Video Transcript
True or False: All rhombuses are cyclic quadrilaterals.
We can begin by recalling that a cyclic quadrilateral is a quadrilateral that has all four vertices inscribed on a circle. A rhombus is defined as a quadrilateral with all four sides equal in length. In the figure below, we are helpfully given a rhombus. Notice that all four sides are congruent. We can use the angle properties to prove if a quadrilateral is cyclic or not. If we consider the angles at the diagonals, we can use the property that if an angle created by a diagonal and side is equal to the angle created by the other diagonal and opposite side, then the quadrilateral is cyclic.
So let’s consider some of the properties of a rhombus. There are two pairs of parallel sides. And as we can see on the diagram, the diagonals are perpendicular to each other. We can also say that they are perpendicular bisectors of each other. So let’s consider one of the angles in this rhombus. Let’s take the angle 𝐴𝐵𝐷. If this was a cyclic quadrilateral, then the measure of this angle 𝐴𝐵𝐷 would be equal to the measure of angle 𝐴𝐶𝐷. But we can’t actually prove that this is equal in measure. The only angle measure which is the same as angle 𝐴𝐵𝐷 is that of angle 𝐵𝐷𝐶. This comes from the fact that we have two parallel lines, 𝐴𝐵 and 𝐵𝐶, and the transversal 𝐵𝐷.

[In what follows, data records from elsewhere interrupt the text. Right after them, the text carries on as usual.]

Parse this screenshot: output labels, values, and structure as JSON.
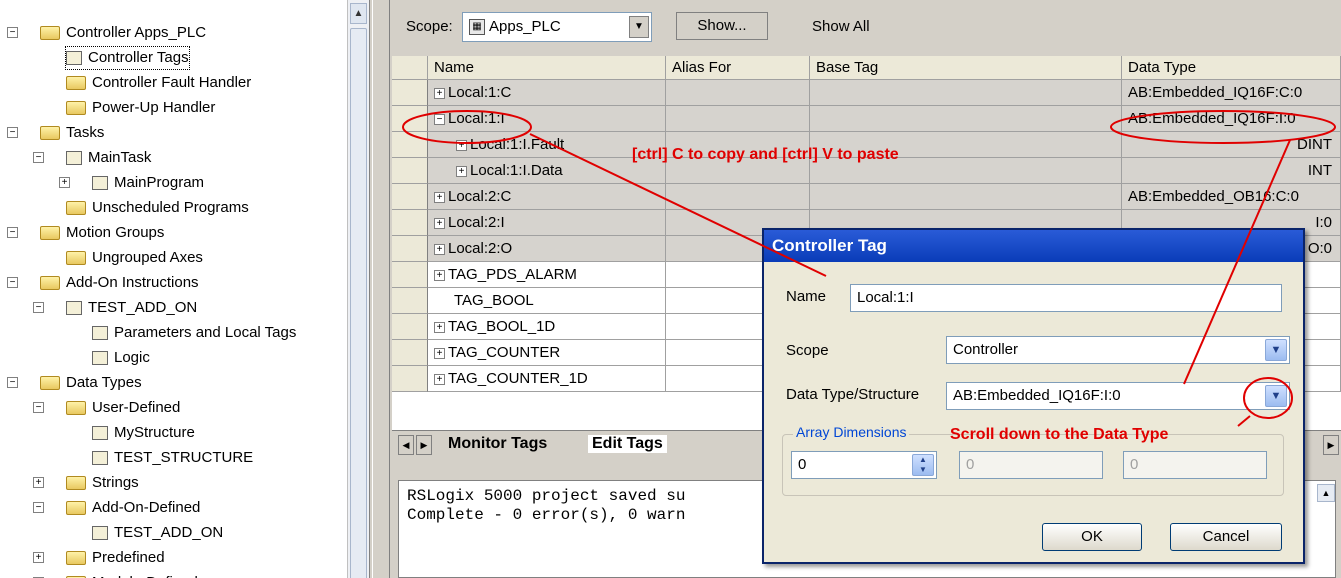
{
  "tree": {
    "items": [
      {
        "label": "Controller Apps_PLC",
        "level": 0,
        "box": "−",
        "icon": "folder-icon"
      },
      {
        "label": "Controller Tags",
        "level": 1,
        "icon": "tag-edit-icon",
        "selected": true
      },
      {
        "label": "Controller Fault Handler",
        "level": 1,
        "icon": "folder-icon"
      },
      {
        "label": "Power-Up Handler",
        "level": 1,
        "icon": "folder-icon"
      },
      {
        "label": "Tasks",
        "level": 0,
        "box": "−",
        "icon": "folder-icon"
      },
      {
        "label": "MainTask",
        "level": 1,
        "box": "−",
        "icon": "task-icon"
      },
      {
        "label": "MainProgram",
        "level": 2,
        "box": "+",
        "icon": "program-icon"
      },
      {
        "label": "Unscheduled Programs",
        "level": 1,
        "icon": "folder-icon"
      },
      {
        "label": "Motion Groups",
        "level": 0,
        "box": "−",
        "icon": "folder-icon"
      },
      {
        "label": "Ungrouped Axes",
        "level": 1,
        "icon": "folder-icon"
      },
      {
        "label": "Add-On Instructions",
        "level": 0,
        "box": "−",
        "icon": "folder-icon"
      },
      {
        "label": "TEST_ADD_ON",
        "level": 1,
        "box": "−",
        "icon": "aoi-icon"
      },
      {
        "label": "Parameters and Local Tags",
        "level": 2,
        "icon": "tag-edit-icon"
      },
      {
        "label": "Logic",
        "level": 2,
        "icon": "logic-icon"
      },
      {
        "label": "Data Types",
        "level": 0,
        "box": "−",
        "icon": "folder-icon"
      },
      {
        "label": "User-Defined",
        "level": 1,
        "box": "−",
        "icon": "datatype-folder-icon"
      },
      {
        "label": "MyStructure",
        "level": 2,
        "icon": "datatype-icon"
      },
      {
        "label": "TEST_STRUCTURE",
        "level": 2,
        "icon": "datatype-icon"
      },
      {
        "label": "Strings",
        "level": 1,
        "box": "+",
        "icon": "datatype-folder-icon"
      },
      {
        "label": "Add-On-Defined",
        "level": 1,
        "box": "−",
        "icon": "datatype-folder-icon"
      },
      {
        "label": "TEST_ADD_ON",
        "level": 2,
        "icon": "datatype-icon"
      },
      {
        "label": "Predefined",
        "level": 1,
        "box": "+",
        "icon": "datatype-folder-icon"
      },
      {
        "label": "Module-Defined",
        "level": 1,
        "box": "+",
        "icon": "datatype-folder-icon"
      }
    ]
  },
  "toolbar": {
    "scope_label": "Scope:",
    "scope_value": "Apps_PLC",
    "show_button": "Show...",
    "show_all": "Show All"
  },
  "grid": {
    "columns": [
      "Name",
      "Alias For",
      "Base Tag",
      "Data Type"
    ],
    "rows": [
      {
        "name": "Local:1:C",
        "box": "+",
        "indent": 0,
        "type": "AB:Embedded_IQ16F:C:0",
        "grey": true
      },
      {
        "name": "Local:1:I",
        "box": "−",
        "indent": 0,
        "type": "AB:Embedded_IQ16F:I:0",
        "grey": true
      },
      {
        "name": "Local:1:I.Fault",
        "box": "+",
        "indent": 1,
        "type": "DINT",
        "grey": true
      },
      {
        "name": "Local:1:I.Data",
        "box": "+",
        "indent": 1,
        "type": "INT",
        "grey": true
      },
      {
        "name": "Local:2:C",
        "box": "+",
        "indent": 0,
        "type": "AB:Embedded_OB16:C:0",
        "grey": true
      },
      {
        "name": "Local:2:I",
        "box": "+",
        "indent": 0,
        "type": "I:0",
        "grey": true
      },
      {
        "name": "Local:2:O",
        "box": "+",
        "indent": 0,
        "type": "O:0",
        "grey": true
      },
      {
        "name": "TAG_PDS_ALARM",
        "box": "+",
        "indent": 0,
        "type": "",
        "grey": false
      },
      {
        "name": "TAG_BOOL",
        "box": "",
        "indent": 0,
        "type": "",
        "grey": false
      },
      {
        "name": "TAG_BOOL_1D",
        "box": "+",
        "indent": 0,
        "type": "",
        "grey": false
      },
      {
        "name": "TAG_COUNTER",
        "box": "+",
        "indent": 0,
        "type": "",
        "grey": false
      },
      {
        "name": "TAG_COUNTER_1D",
        "box": "+",
        "indent": 0,
        "type": "",
        "grey": false
      }
    ]
  },
  "tabs": {
    "monitor": "Monitor Tags",
    "edit": "Edit Tags"
  },
  "output": {
    "line1": "RSLogix 5000 project saved su",
    "line2": "Complete - 0 error(s), 0 warn"
  },
  "dialog": {
    "title": "Controller Tag",
    "name_label": "Name",
    "name_value": "Local:1:I",
    "scope_label": "Scope",
    "scope_value": "Controller",
    "datatype_label": "Data Type/Structure",
    "datatype_value": "AB:Embedded_IQ16F:I:0",
    "array_label": "Array Dimensions",
    "dim1": "0",
    "dim2": "0",
    "dim3": "0",
    "ok": "OK",
    "cancel": "Cancel"
  },
  "annotations": {
    "copy_paste": "[ctrl] C to copy and [ctrl] V to paste",
    "scroll": "Scroll down to the Data Type"
  },
  "colors": {
    "annotation": "#e00000",
    "title_bar": "#0a3cb8",
    "grid_grey": "#d6d3ce"
  }
}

In the same way, we could prove that the angle measure of angle 𝐵𝐴𝐶 is equal to the angle measure of angle 𝐴𝐶𝐷. But this doesn’t help prove that the rhombus is cyclic. We would need either this pair of angles at the top or this pair of angles at the base to be equal in measure. In fact, the only way in which we could get these pairs of angles to be congruent would be when all four angles are congruent. In this case, the rhombus would have four interior angles of 90 degrees, and it would in fact be a square. So when a rhombus is a square, it’s a cyclic quadrilateral. But we can’t say that all rhombuses are cyclic. Therefore, we can give the answer false.